Amid that backdrop, the pro-marijuana deputy Minister wants to add cannabis plantations and processing facilities. As well as scale up local hospitals to become champions of medical cannabis. This is a crop that some in Thailand have never seen, let alone sought to grow.

“People here have ganja fever,” said Thanaporn Pornsangakul, a scientist at Pela Plern Herbal Development Center. Its responsible for growing and supplying medical cannabis plants to Buriram’s only internationally accredited hospital. “There are so many who are interested in growing.”
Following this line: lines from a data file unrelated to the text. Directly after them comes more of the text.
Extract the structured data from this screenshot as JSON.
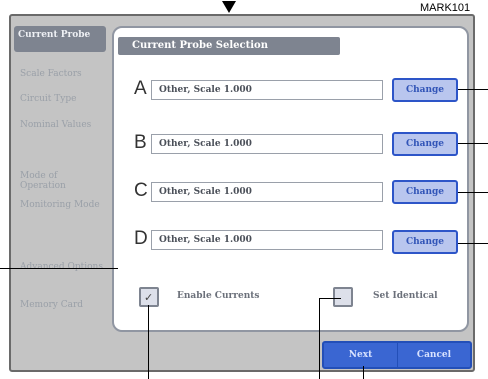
{
  "mark_label": "MARK101",
  "sidebar": {
    "items": [
      {
        "label": "Current Probe",
        "selected": true
      },
      {
        "label": "Scale Factors",
        "selected": false
      },
      {
        "label": "Circuit Type",
        "selected": false
      },
      {
        "label": "Nominal Values",
        "selected": false
      },
      {
        "label": "Mode of Operation",
        "selected": false
      },
      {
        "label": "Monitoring Mode",
        "selected": false
      },
      {
        "label": "Advanced Options",
        "selected": false
      },
      {
        "label": "Memory Card",
        "selected": false
      }
    ]
  },
  "panel": {
    "title": "Current Probe Selection",
    "phases": [
      {
        "letter": "A",
        "value": "Other, Scale 1.000",
        "button": "Change"
      },
      {
        "letter": "B",
        "value": "Other, Scale 1.000",
        "button": "Change"
      },
      {
        "letter": "C",
        "value": "Other, Scale 1.000",
        "button": "Change"
      },
      {
        "letter": "D",
        "value": "Other, Scale 1.000",
        "button": "Change"
      }
    ],
    "enable_currents": {
      "label": "Enable Currents",
      "checked": true
    },
    "set_identical": {
      "label": "Set Identical",
      "checked": false
    }
  },
  "footer": {
    "next_label": "Next",
    "cancel_label": "Cancel"
  },
  "colors": {
    "accent": "#3a66d2",
    "button_fill": "#b9c6ee",
    "sidebar_selected": "#7e8490"
  }
}
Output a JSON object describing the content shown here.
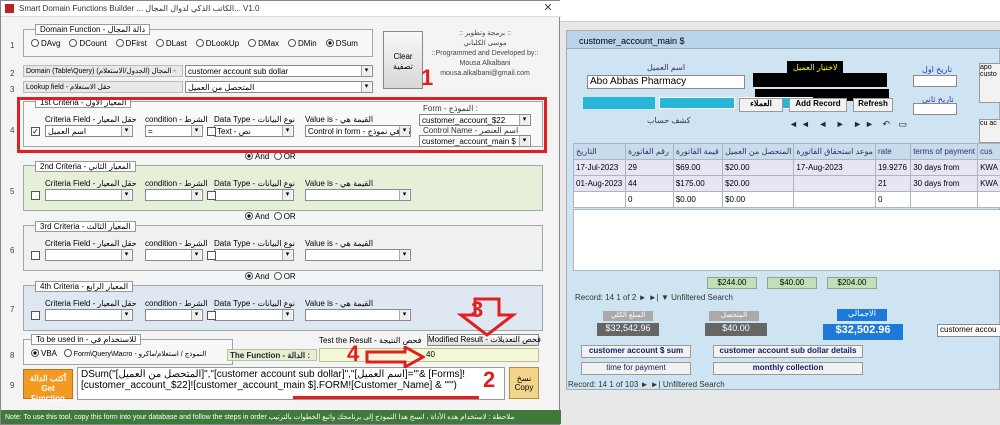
{
  "title": "Smart Domain Functions Builder ... الكاتب الذكي لدوال المجال... V1.0",
  "domain_function": {
    "legend": "Domain Function - دالة المجال",
    "options": [
      "DAvg",
      "DCount",
      "DFirst",
      "DLast",
      "DLookUp",
      "DMax",
      "DMin",
      "DSum"
    ],
    "selected": "DSum"
  },
  "author": {
    "l1": ":: برمجة وتطوير ::",
    "l2": "موسى الكلباني",
    "l3": "::Programmed and Developed by::",
    "l4": "Mousa Alkalbani",
    "l5": "mousa.alkalbani@gmail.com"
  },
  "clear_label": "Clear\nتصفية",
  "domain_row": {
    "label": "Domain (Table\\Query) المجال (الجدول/الاستعلام) -",
    "value": "customer account sub dollar"
  },
  "lookup_row": {
    "label": "Lookup field - حقل الاستعلام",
    "value": "المتحصل من العميل"
  },
  "criteria": [
    {
      "legend": "1st Criteria - المعيار الأول",
      "field": "اسم العميل",
      "condition": "=",
      "type": "Text - نص",
      "valueis": "Control in form - عنصر تحكم في نموذج",
      "checked": true
    },
    {
      "legend": "2nd Criteria - المعيار الثاني",
      "field": "",
      "condition": "",
      "type": "",
      "valueis": "",
      "checked": false
    },
    {
      "legend": "3rd Criteria - المعيار الثالث",
      "field": "",
      "condition": "",
      "type": "",
      "valueis": "",
      "checked": false
    },
    {
      "legend": "4th Criteria - المعيار الرابع",
      "field": "",
      "condition": "",
      "type": "",
      "valueis": "",
      "checked": false
    }
  ],
  "crit_labels": {
    "field": "Criteria Field - حقل المعيار",
    "condition": "condition - الشرط",
    "type": "Data Type - نوع البيانات",
    "valueis": "Value is - القيمة هي"
  },
  "form": {
    "label": "Form - النموذج :",
    "form_value": "customer_account_$22",
    "control_label": "Control Name - اسم العنصر",
    "control_value": "customer_account_main $"
  },
  "and_or": {
    "and": "And",
    "or": "OR"
  },
  "used_in": {
    "legend": "To be used in - للاستخدام في",
    "vba": "VBA",
    "form": "Form\\Query\\Macro - النموذج / استعلام/ماكرو"
  },
  "test": {
    "label": "Test the Result - فحص النتيجة",
    "button": "Modified Result - فحص التعديلات",
    "result": "40"
  },
  "function_label": "The Function - الدالة :",
  "get_function": "أكتب الدالة Get Function",
  "copy_label": "نسخ Copy",
  "function_text": "DSum(\"[المتحصل من العميل]\",\"[customer account sub dollar]\",\"[اسم العميل]='\"& [Forms]![customer_account_$22]![customer_account_main $].FORM![Customer_Name] & \"'\")",
  "note": "Note: To use this tool, copy this form into your database and follow the steps in order      ملاحظة : لاستخدام هذه الأداة ، انسخ هذا النموذج إلى برنامجك واتبع الخطوات بالترتيب",
  "row_numbers": [
    "1",
    "2",
    "3",
    "4",
    "5",
    "6",
    "7",
    "8",
    "9"
  ],
  "annotations": [
    "1",
    "2",
    "3",
    "4"
  ],
  "right": {
    "title": "customer_account_main $",
    "customer_label": "اسم العميل",
    "customer_value": "Abo Abbas Pharmacy",
    "choose_label": "لاختيار العميل",
    "date_from": "تاريخ اول",
    "date_to": "تاريخ ثاني",
    "clients_btn": "العملاء",
    "add_btn": "Add Record",
    "refresh_btn": "Refresh",
    "title_small": "كشف حساب",
    "headers": [
      "التاريخ",
      "رقم الفاتورة",
      "قيمة الفاتورة",
      "المتحصل من العميل",
      "موعد استحقاق الفاتورة",
      "rate",
      "terms of payment",
      "cus"
    ],
    "rows": [
      [
        "17-Jul-2023",
        "29",
        "$69.00",
        "$20.00",
        "17-Aug-2023",
        "19.9276",
        "30 days from",
        "KWA"
      ],
      [
        "01-Aug-2023",
        "44",
        "$175.00",
        "$20.00",
        "",
        "21",
        "30 days from",
        "KWA"
      ],
      [
        "",
        "0",
        "$0.00",
        "$0.00",
        "",
        "0",
        "",
        ""
      ]
    ],
    "totals": [
      "$244.00",
      "$40.00",
      "$204.00"
    ],
    "record_nav": "Record: 14  1 of 2  ► ►|  ▼ Unfiltered  Search",
    "sum1_label": "المبلغ الكلي",
    "sum1": "$32,542.96",
    "sum2_label": "المتحصل",
    "sum2": "$40.00",
    "total_label": "الاجمالي",
    "total": "$32,502.96",
    "cust_field": "customer accou",
    "btn1": "customer account $ sum",
    "btn2": "customer account sub dollar details",
    "btn3": "time for payment",
    "btn4": "monthly collection",
    "record_nav2": "Record: 14  1 of 103  ► ►|  Unfiltered  Search",
    "side_btns": [
      "apo custo",
      "cu ac"
    ]
  }
}
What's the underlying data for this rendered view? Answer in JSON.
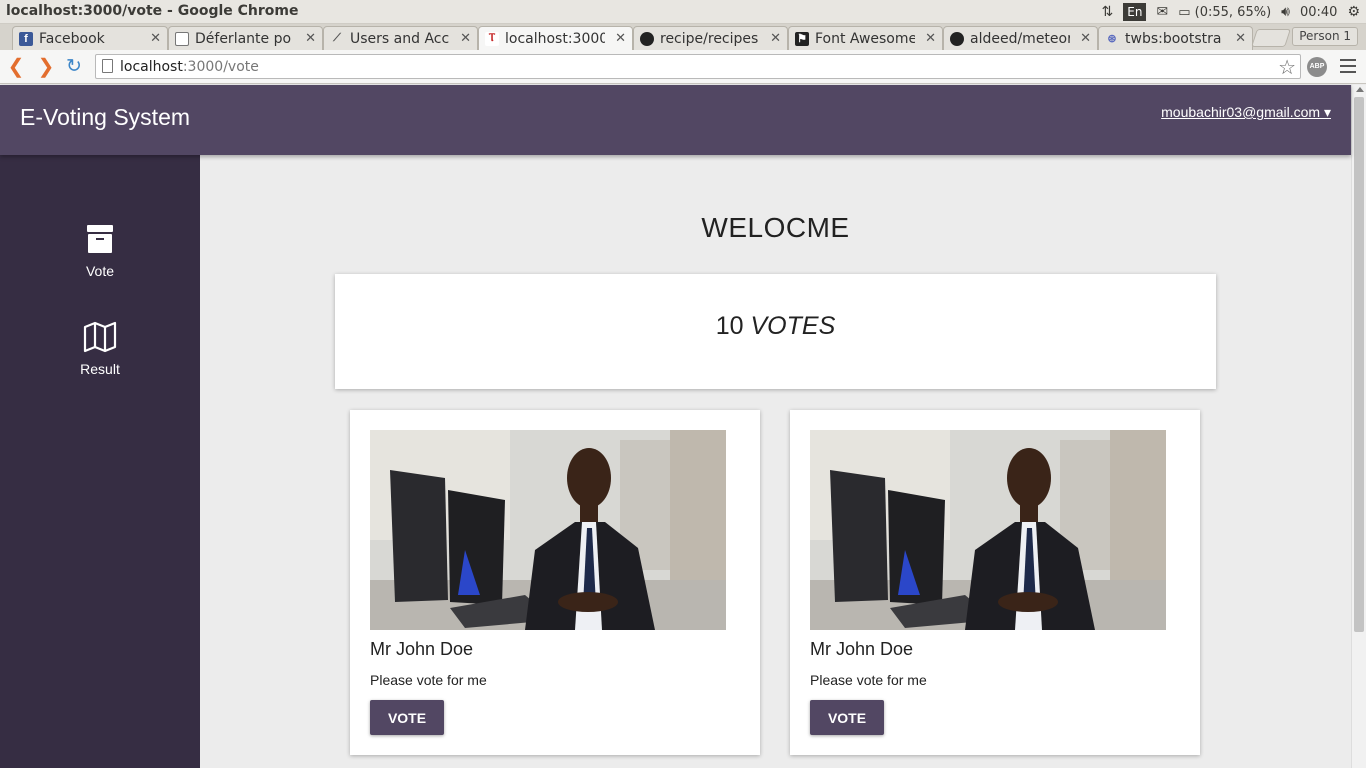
{
  "window": {
    "title": "localhost:3000/vote - Google Chrome"
  },
  "tray": {
    "lang": "En",
    "battery": "(0:55, 65%)",
    "clock": "00:40"
  },
  "tabs": [
    {
      "title": "Facebook",
      "icon": "facebook-icon"
    },
    {
      "title": "Déferlante po",
      "icon": "page-icon"
    },
    {
      "title": "Users and Acc",
      "icon": "feather-icon"
    },
    {
      "title": "localhost:3000",
      "icon": "meteor-icon"
    },
    {
      "title": "recipe/recipes",
      "icon": "github-icon"
    },
    {
      "title": "Font Awesome",
      "icon": "flag-icon"
    },
    {
      "title": "aldeed/meteor",
      "icon": "github-icon"
    },
    {
      "title": "twbs:bootstra",
      "icon": "atmosphere-icon"
    }
  ],
  "profile": "Person 1",
  "address": {
    "host": "localhost",
    "path": ":3000/vote"
  },
  "extension": "ABP",
  "app": {
    "brand": "E-Voting System",
    "user_email": "moubachir03@gmail.com ▾"
  },
  "sidebar": {
    "items": [
      {
        "label": "Vote",
        "icon": "archive-box-icon"
      },
      {
        "label": "Result",
        "icon": "map-icon"
      }
    ]
  },
  "main": {
    "welcome": "WELOCME",
    "votes_count": "10",
    "votes_unit": "VOTES"
  },
  "candidates": [
    {
      "name": "Mr John Doe",
      "message": "Please vote for me",
      "button": "VOTE"
    },
    {
      "name": "Mr John Doe",
      "message": "Please vote for me",
      "button": "VOTE"
    }
  ],
  "colors": {
    "header": "#524763",
    "sidebar": "#362d43",
    "content_bg": "#ececec"
  }
}
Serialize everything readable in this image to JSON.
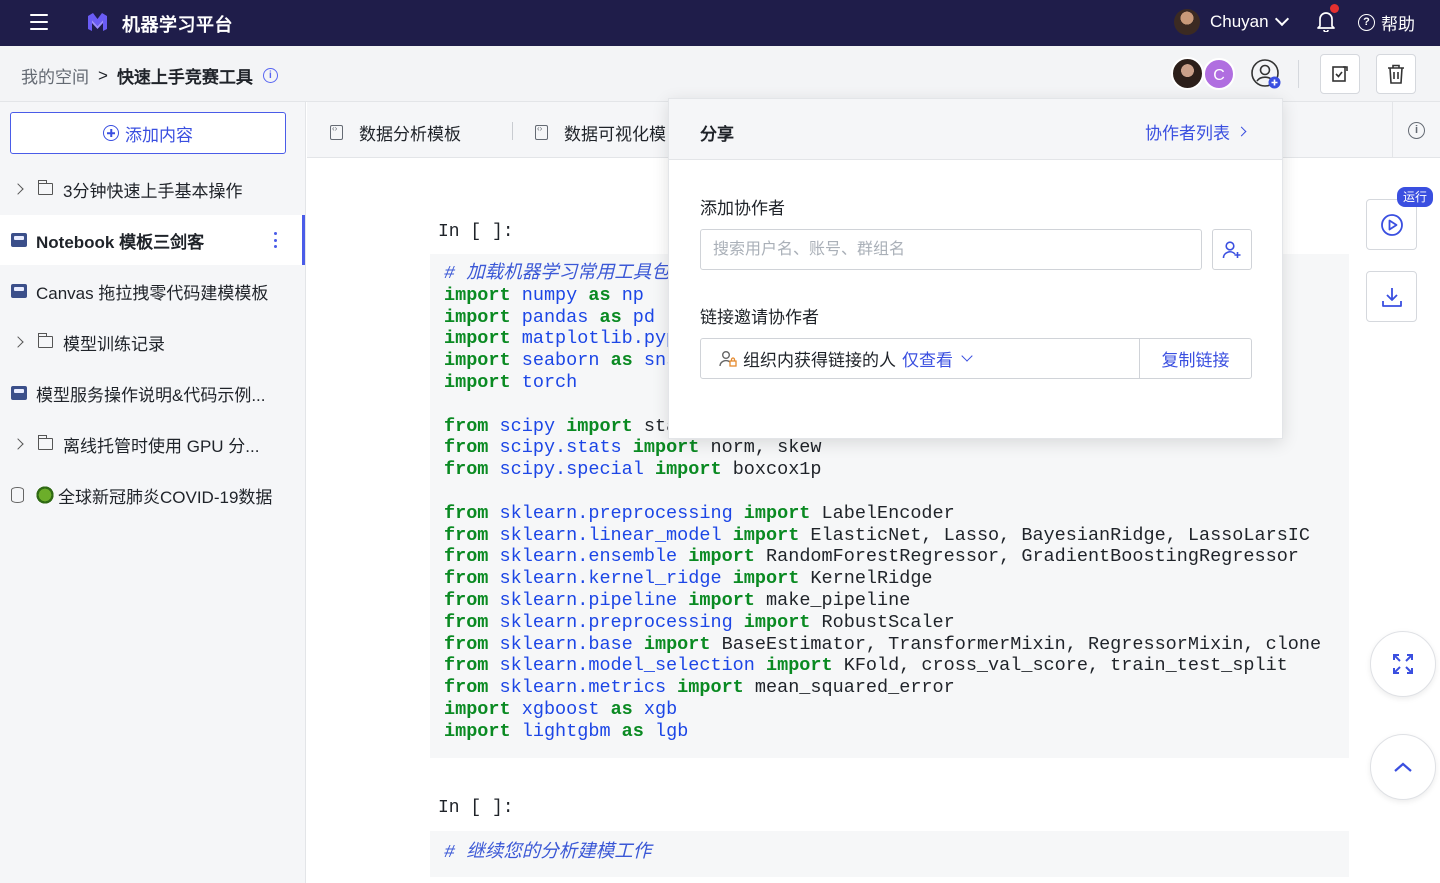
{
  "topbar": {
    "app_title": "机器学习平台",
    "user_name": "Chuyan",
    "help_label": "帮助"
  },
  "breadcrumb": {
    "root": "我的空间",
    "separator": ">",
    "current": "快速上手竞赛工具"
  },
  "collaborators": {
    "avatar2_letter": "C"
  },
  "sidebar": {
    "add_label": "添加内容",
    "items": [
      {
        "label": "3分钟快速上手基本操作",
        "icon": "folder-icon",
        "expandable": true
      },
      {
        "label": "Notebook 模板三剑客",
        "icon": "notebook-icon",
        "active": true
      },
      {
        "label": "Canvas 拖拉拽零代码建模模板",
        "icon": "notebook-icon"
      },
      {
        "label": "模型训练记录",
        "icon": "folder-icon",
        "expandable": true
      },
      {
        "label": "模型服务操作说明&代码示例...",
        "icon": "notebook-icon"
      },
      {
        "label": "离线托管时使用 GPU 分...",
        "icon": "folder-icon",
        "expandable": true
      },
      {
        "label": "全球新冠肺炎COVID-19数据",
        "icon": "dataset-icon"
      }
    ]
  },
  "tabs": [
    {
      "label": "数据分析模板"
    },
    {
      "label": "数据可视化模"
    }
  ],
  "notebook": {
    "prompt1": "In [ ]:",
    "prompt2": "In [ ]:",
    "cell2_comment": "# 继续您的分析建模工作"
  },
  "floating": {
    "run_badge": "运行"
  },
  "share_popover": {
    "title": "分享",
    "collab_list_link": "协作者列表",
    "add_collab_label": "添加协作者",
    "search_placeholder": "搜索用户名、账号、群组名",
    "invite_label": "链接邀请协作者",
    "link_scope": "组织内获得链接的人",
    "link_permission": "仅查看",
    "copy_link": "复制链接"
  },
  "colors": {
    "topbar_bg": "#1f1d4a",
    "accent": "#3a4fe0",
    "keyword": "#0a8a22",
    "module": "#1c46e6"
  }
}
First Medical Marijuana Clinic

CBD cannabis oil

The government this week opened the doors of its first medical marijuana clinic. Offering free cannabis oil and care to patients with a list of ailments. In the first day, hundreds of patients visited the clinic. Furthermore 3,700 have shown interest through the clinic’s mobile application, according to Bloomberg.

Even more community groups in Buriram have been asked to grow and cultivate medical-grade Cannabis. The cannabis would then be delivered to the state-owned Khu Muang Hospital. Above all as part of Anutin’s announced “Buriram Model.”

The model is meant to serve as a prototype for cooperatives between farmers and medical institutions. He’s mulling the possibility of legalizing recreational marijuana. Which is in stark contrast to the government’s stance a year ago.

The Thai government had invested 100 million baht ($3.3 million) in the first indoor growing facility. It opened last year, as well as 12,000 cannabis plant seedlings, marijuana market researchers Prohibition Partners said. Its plan to prepare one million bottles of cannabis oil by February 2020 “shows ambition” on the part of the Thai government, the company added.

“Thailand has shown itself to be a leader of legislative drug reform among Asian nations. Especially in relation to medical cannabis,” according to Prohibition Partners’ Head of Consultancy Barbara Pastori. “This is likely to be the case with recreational cannabis also, particularly if there remains strong political will to do so.”